2014年01月10日18:31   來源:人民網-中國共產黨新聞網

10月31日,沈昌健[右]與一直支持父子油菜研究的當地老科技工作者沈文祥在試驗田裡觀察油菜樣本長勢。每個油菜單株樣本都插有標簽,嚴格記錄生長狀況。

10月31日,沈昌健[右]與一直支持父子油菜研究的當地老科技工作者沈文祥在試驗田裡觀察油菜樣本長勢。每個油菜單株樣本都插有標簽,嚴格記錄生長狀況。

能與夢想扯上邊的事從來都不會容易。聽說自己被稱作是中國夢的典型,湖南臨澧縣柏枝鄉楊橋村47歲的農民沈昌健有些尷尬。農民父子搞油菜科研,在此之前,許多人“不是說我們父子‘追夢’,而是說‘做夢’。”

35年父子相繼,隻為一株油菜的夢想。報紙頭條、央視新聞……贊譽與聲名接踵而至。然而,沈昌健說,自己與夢想的距離還有“不遠不近一大步”。

盡管在媒體報道中被稱作“超級油菜”,沈昌健培育的新品種其實還在等待作物新種審定。不得投產,也無從獲益。長達幾年的審定程序中,樣本送檢和精細化的田間管理都需要大量資金精力。由於缺錢,沈昌建的油菜育種隻能“慢慢走”,通過審定所需的時間也許會格外長。

這35年來,一家人鑽研油菜,賺了名聲也賺了累,就是沒賺到錢。沈昌健的妻子朱春貴忍不住插一句:也許現在自家在鄉裡是名氣最大的,但估計也是背債最多的人家。

要耐得煩,沈昌健說服妻子也說服自己。油菜的事,最后還是靠油菜說話,“這和名氣沒得麼子關系吧。”

35年,“一棵油菜的研究”

其實,名氣不是現在才有的。在農民育種的艱辛之路上,“一棵油菜”每次帶來的驕傲,不論大小,都是35年來支持沈克泉父子倆走下去的動力。

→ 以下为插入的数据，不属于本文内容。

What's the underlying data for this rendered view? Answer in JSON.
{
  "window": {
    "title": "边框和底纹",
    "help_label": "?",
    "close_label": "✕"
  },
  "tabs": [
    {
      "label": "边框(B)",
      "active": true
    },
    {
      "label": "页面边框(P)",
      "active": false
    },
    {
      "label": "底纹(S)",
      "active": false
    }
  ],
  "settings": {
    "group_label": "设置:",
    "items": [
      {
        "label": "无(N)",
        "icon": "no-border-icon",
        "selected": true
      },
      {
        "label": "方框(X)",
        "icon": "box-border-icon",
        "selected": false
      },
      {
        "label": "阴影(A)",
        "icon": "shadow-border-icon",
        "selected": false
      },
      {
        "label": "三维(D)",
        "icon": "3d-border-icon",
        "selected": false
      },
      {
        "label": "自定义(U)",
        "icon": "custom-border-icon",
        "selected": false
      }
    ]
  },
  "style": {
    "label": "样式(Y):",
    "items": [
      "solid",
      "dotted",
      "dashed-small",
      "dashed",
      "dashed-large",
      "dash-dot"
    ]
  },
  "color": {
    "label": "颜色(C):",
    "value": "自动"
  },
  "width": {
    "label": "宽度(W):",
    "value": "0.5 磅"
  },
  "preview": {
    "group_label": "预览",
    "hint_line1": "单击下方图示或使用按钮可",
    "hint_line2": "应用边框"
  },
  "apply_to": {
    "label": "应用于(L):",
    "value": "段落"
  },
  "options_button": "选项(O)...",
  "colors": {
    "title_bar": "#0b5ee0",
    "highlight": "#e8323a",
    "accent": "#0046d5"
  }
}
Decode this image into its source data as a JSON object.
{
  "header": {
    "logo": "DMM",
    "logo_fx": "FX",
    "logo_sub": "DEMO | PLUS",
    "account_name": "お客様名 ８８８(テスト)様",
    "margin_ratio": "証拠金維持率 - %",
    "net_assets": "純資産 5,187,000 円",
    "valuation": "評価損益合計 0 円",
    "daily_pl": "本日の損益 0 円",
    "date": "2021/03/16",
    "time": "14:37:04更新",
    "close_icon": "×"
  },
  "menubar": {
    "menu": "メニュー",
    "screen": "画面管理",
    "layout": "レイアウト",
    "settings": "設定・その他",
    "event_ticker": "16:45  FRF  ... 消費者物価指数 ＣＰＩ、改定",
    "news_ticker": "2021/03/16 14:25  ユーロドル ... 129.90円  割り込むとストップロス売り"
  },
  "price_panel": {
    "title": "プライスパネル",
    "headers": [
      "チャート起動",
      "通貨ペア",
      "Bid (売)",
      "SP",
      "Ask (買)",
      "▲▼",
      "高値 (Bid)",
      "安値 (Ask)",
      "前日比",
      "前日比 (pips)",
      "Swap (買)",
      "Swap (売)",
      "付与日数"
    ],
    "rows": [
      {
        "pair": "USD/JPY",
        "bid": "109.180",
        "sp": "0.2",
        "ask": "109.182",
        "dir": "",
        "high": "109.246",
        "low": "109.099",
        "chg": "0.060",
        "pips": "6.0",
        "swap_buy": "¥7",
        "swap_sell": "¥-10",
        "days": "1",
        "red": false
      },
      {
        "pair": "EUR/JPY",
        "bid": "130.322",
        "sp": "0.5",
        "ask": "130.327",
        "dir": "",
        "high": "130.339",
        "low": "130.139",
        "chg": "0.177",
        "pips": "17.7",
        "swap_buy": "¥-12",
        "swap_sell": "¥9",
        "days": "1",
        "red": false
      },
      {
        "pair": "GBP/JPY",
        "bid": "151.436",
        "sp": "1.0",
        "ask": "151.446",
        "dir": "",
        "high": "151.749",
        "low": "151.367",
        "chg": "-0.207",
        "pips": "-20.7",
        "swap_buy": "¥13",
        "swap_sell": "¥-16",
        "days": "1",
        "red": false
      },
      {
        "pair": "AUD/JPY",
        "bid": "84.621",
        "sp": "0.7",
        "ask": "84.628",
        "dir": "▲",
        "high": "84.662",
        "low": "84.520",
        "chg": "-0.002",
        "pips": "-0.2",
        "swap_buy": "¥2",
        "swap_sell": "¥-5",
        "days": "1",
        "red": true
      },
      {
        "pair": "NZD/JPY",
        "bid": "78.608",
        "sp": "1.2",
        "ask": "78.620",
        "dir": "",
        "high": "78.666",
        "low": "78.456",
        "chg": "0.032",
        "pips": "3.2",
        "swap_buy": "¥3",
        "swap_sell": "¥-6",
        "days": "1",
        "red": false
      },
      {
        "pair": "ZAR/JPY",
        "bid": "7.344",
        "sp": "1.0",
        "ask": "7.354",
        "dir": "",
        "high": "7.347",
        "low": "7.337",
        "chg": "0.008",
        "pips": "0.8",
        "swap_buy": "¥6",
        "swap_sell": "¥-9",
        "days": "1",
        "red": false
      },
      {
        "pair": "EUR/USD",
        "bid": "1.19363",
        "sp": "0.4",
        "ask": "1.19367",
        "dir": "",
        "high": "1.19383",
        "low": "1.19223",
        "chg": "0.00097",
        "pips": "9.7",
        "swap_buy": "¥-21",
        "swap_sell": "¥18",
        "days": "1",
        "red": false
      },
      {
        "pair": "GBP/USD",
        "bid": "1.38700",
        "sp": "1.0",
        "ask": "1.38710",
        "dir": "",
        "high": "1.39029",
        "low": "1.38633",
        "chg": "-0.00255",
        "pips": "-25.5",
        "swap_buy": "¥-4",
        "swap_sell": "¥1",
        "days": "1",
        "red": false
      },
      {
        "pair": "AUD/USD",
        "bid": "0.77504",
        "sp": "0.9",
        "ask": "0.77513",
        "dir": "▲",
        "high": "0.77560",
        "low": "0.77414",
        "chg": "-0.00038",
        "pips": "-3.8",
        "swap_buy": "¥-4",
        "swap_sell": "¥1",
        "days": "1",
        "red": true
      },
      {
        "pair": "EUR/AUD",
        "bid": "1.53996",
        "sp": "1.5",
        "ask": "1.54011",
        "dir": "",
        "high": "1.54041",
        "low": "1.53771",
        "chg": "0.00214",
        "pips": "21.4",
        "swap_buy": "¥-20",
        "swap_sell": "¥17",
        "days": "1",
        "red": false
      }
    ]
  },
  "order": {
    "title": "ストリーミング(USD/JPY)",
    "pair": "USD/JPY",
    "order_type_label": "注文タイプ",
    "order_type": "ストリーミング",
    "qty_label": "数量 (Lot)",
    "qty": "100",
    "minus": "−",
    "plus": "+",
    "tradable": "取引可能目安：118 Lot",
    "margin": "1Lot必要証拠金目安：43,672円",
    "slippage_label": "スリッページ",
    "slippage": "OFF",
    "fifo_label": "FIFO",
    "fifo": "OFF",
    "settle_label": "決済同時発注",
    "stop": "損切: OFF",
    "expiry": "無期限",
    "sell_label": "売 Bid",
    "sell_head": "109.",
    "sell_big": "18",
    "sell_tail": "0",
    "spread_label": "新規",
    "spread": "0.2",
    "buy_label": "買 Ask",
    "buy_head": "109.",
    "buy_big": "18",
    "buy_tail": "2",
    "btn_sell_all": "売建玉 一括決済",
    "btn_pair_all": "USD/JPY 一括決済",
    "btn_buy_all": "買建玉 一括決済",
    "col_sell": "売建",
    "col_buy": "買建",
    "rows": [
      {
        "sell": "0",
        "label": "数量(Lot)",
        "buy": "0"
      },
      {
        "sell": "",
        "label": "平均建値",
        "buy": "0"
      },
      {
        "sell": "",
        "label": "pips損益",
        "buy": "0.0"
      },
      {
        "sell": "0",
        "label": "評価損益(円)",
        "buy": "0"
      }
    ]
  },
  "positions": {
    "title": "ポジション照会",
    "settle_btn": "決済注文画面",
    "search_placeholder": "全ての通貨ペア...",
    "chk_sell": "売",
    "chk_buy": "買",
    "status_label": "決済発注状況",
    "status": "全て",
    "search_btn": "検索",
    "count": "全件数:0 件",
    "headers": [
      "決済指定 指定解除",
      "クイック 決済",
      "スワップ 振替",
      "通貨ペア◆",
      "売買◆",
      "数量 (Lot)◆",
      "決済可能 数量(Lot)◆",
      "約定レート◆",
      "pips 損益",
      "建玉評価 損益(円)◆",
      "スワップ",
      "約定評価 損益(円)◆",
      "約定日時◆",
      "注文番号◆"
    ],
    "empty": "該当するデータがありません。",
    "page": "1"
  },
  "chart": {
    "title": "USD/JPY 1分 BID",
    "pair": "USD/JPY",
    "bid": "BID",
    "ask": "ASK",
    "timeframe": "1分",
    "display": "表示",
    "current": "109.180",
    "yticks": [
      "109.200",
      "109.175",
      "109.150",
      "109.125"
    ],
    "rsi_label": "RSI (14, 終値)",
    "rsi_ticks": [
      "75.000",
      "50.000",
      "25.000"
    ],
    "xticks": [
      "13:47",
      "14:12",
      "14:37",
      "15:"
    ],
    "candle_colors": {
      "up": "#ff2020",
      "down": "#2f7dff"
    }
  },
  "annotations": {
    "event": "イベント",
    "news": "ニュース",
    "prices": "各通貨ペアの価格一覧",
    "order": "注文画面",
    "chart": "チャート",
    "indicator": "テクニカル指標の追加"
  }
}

時間倒回35年前,沈昌健說,父親沈克泉1978年在貴州養蜂發現幾株長勢特別好的野油菜,帶回鄉要培育油菜新種。“養蜂還搞出個油菜新品種”,鄉親們嘖嘖稱奇,老沈在村裡出了名。

那時沈昌健十一二歲,也許是好奇,總喜歡去摸摸父親被人稱贊的那幾株油菜。沒想到,這一摸就是35年。

到了1982年,剛剛分田到戶的農民們干勁十足,沈克泉的油菜新種子因為高產、省工而大受歡迎。當時縣農業局下鄉挂職的農技干部譚友斌聽說后,手把手教沈克泉如何系統性的選育新種,贈送農科書籍,傳授科研方法,把沈克泉帶進了雜交油菜培育的大門。

油菜花中既有雄蕊又有雌蕊,常常是自花受粉。要想培育出雜交油菜花,必須找出一種隻有雌蕊而雄蕊敗育的雄性不育系。而沈克泉從貴州採回的油菜,正是難得的不育系種質材料,沈克泉為其命名為“貴野A”不育系,開始了雜交油菜科研之路。這回沈克泉真在十裡八鄉出名了。

就連老伴何秀英,一個普通農婦,也被沈克泉帶著搞起了油菜科研。一起下田育種,一起記錄數據和做學習筆記。沈昌健找出父親沈克泉第二本油菜筆記,扉頁上寫著“一棵油菜的研究——沈克泉1978,何秀英1984”。“我娘是一點不懂開始自學的”,沈昌健又是感慨又是自豪。

進入90年代,沈克泉的雜交油菜選育越做越大。1990年,在當時臨澧縣科協秘書長的沈文祥協助下,沈克泉等人創建了臨澧縣農村實用技術研究所和臨澧縣油菜研究協會,主要在縣內各大油菜種植戶中開展雜交油菜新組合的試驗示范。

在外開車賺錢的小兒子沈昌健也常被叫回家幫忙鑽研油菜。那時沈昌健開中巴一天能掙上200元,過著“從沒那麼富裕過的生活”。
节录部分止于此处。